Die Einigung über den EU-Haushalt ist mit Verlaub spärlich. Der Beschluss bestätigt die fehlende Ambition und wirtschaftliche Vision der 27 Länder, die in direkter Konkurrenz zu Kontinentalstaaten wie den USA, China und Indien stehen.
Letztere setzen auf Qualität in bestimmten Bereichen und auf Innovationen, in dem sie sich auf die breite Masse ihres Binnenmarktes stützen, um die Welt zu erobern. Der EU-Haushaltsentwurf ist das ganze Gegenteil: Zukunftsprojekte, die eine europäische Industriestrategie unterstützen könnten, werden zunichte gemacht. Sie entsprechen nur einem winzigen Teil der Agrar-Direkthilfe und nur wenig mehr als einem Zehntel des Gesamtbudgets.
Schwierige Aufgaben, keinerlei Ehrgeiz…
Die Politik der Vergangenheit wird quasi eins zu eins weitergeführt, ohne ihre Stichhaltigkeit zu hinterfragen. So wird auch in den nächsten sieben Jahren mehr als ein Drittel des Haushalts für regionale Hilfen in den Ländern Ost- und Südeuropas aufgewandt. Braucht Griechenland tatsächlich mehr Mittel für den Straßenbau? Die Spannungen innerhalb der Eurozone zeugen vom Scheitern dieser Subventionspolitik, welche weder an sichtbaren Fortschritt gebunden ist, noch hinsichtlich der Umsetzbarkeit, Transparenz und Konkurrenz überprüft wird.

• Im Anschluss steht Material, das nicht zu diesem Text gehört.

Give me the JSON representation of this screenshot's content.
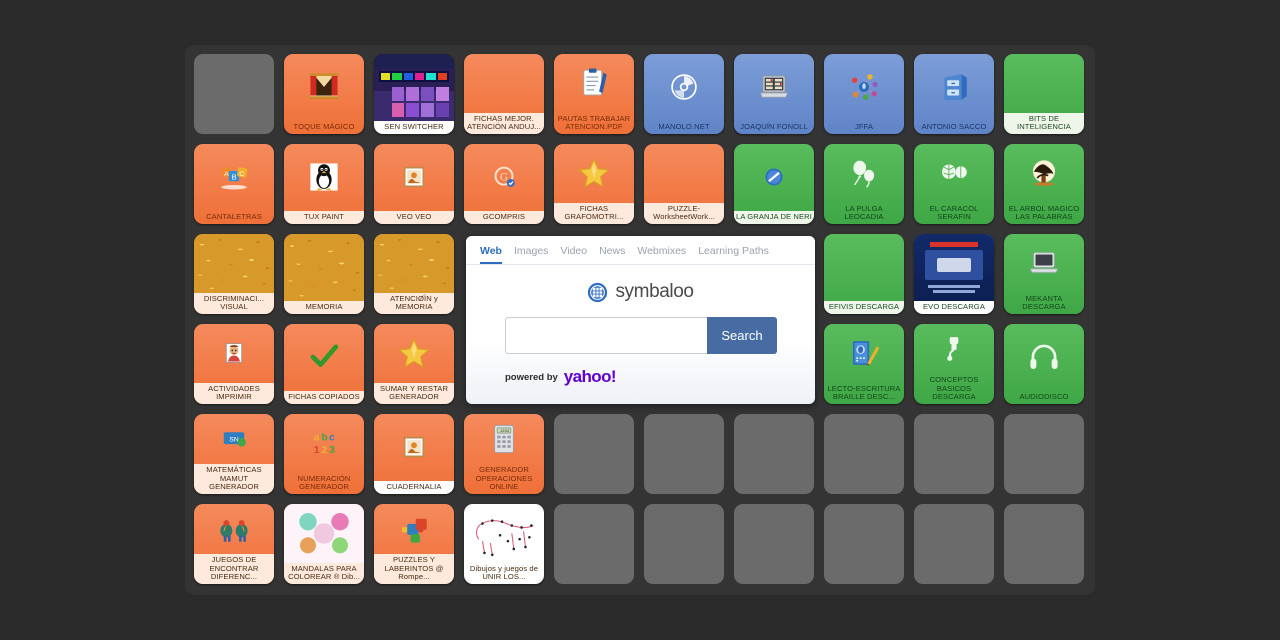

Die Krise, der beschleunigte Wandel der Wirtschaftswelt und die außergewöhnliche Entwicklung der internationalen Kräfteverhältnisse hätten Europa einen Ansporn geben sollen: Zusammenhalt gegenüber Amerika im Aufschwung, gegenüber dem eroberungslustigen China und gemeinsames Handeln in einer Welt, in der das Kapital und die Talente wenig gebunden sind.
Es waren die Krise und die schwierigen Herausforderungen der 1930er Jahre, die den amerikanischen Staat prägten und seinen Haushalt von 3,4 Prozent des BIP im Jahr 1930 auf 10 Prozent am Ende des Jahrzehnts ansteigen ließen. Das krisengeschüttelte Europa dagegen wird seinen Haushalt auf 1 Prozent des BIP senken. Schwierige Aufgaben, keinerlei Ehrgeiz…
Achse Paris-Berlin läuft nicht mehr
Aus diesem Schlamassel müssen politische Lehren gezogen werden. Die Haushaltsdiskussion wurde von England als Druckmittel benutzt, obwohl das Land sich nicht einmal sicher ist, morgen noch Teil der Union zu sein. David Cameron wollte das europäische Gemeinwohl sabotieren – das ist ihm gelungen.
Aber man muss auch bis zu Ende denken. Wenn der Club der 27 zu Machtlosigkeit verdammt ist, müssen die strategischen Überlegungen innerhalb der Eurozone stattfinden. Dafür müssten allerdings die Beziehungen zu Deutschland wieder hergestellt werden.
Denn das Brüsseler Drama hat auch deutlich gemacht, dass die Achse Paris-Berlin nicht mehr funktioniert. Folgende Frage sollte man sich einmal stellen: Ist die Ohnmacht Europas aus Sicht von Peking oder Washington eine wirklich schlechte Nachricht?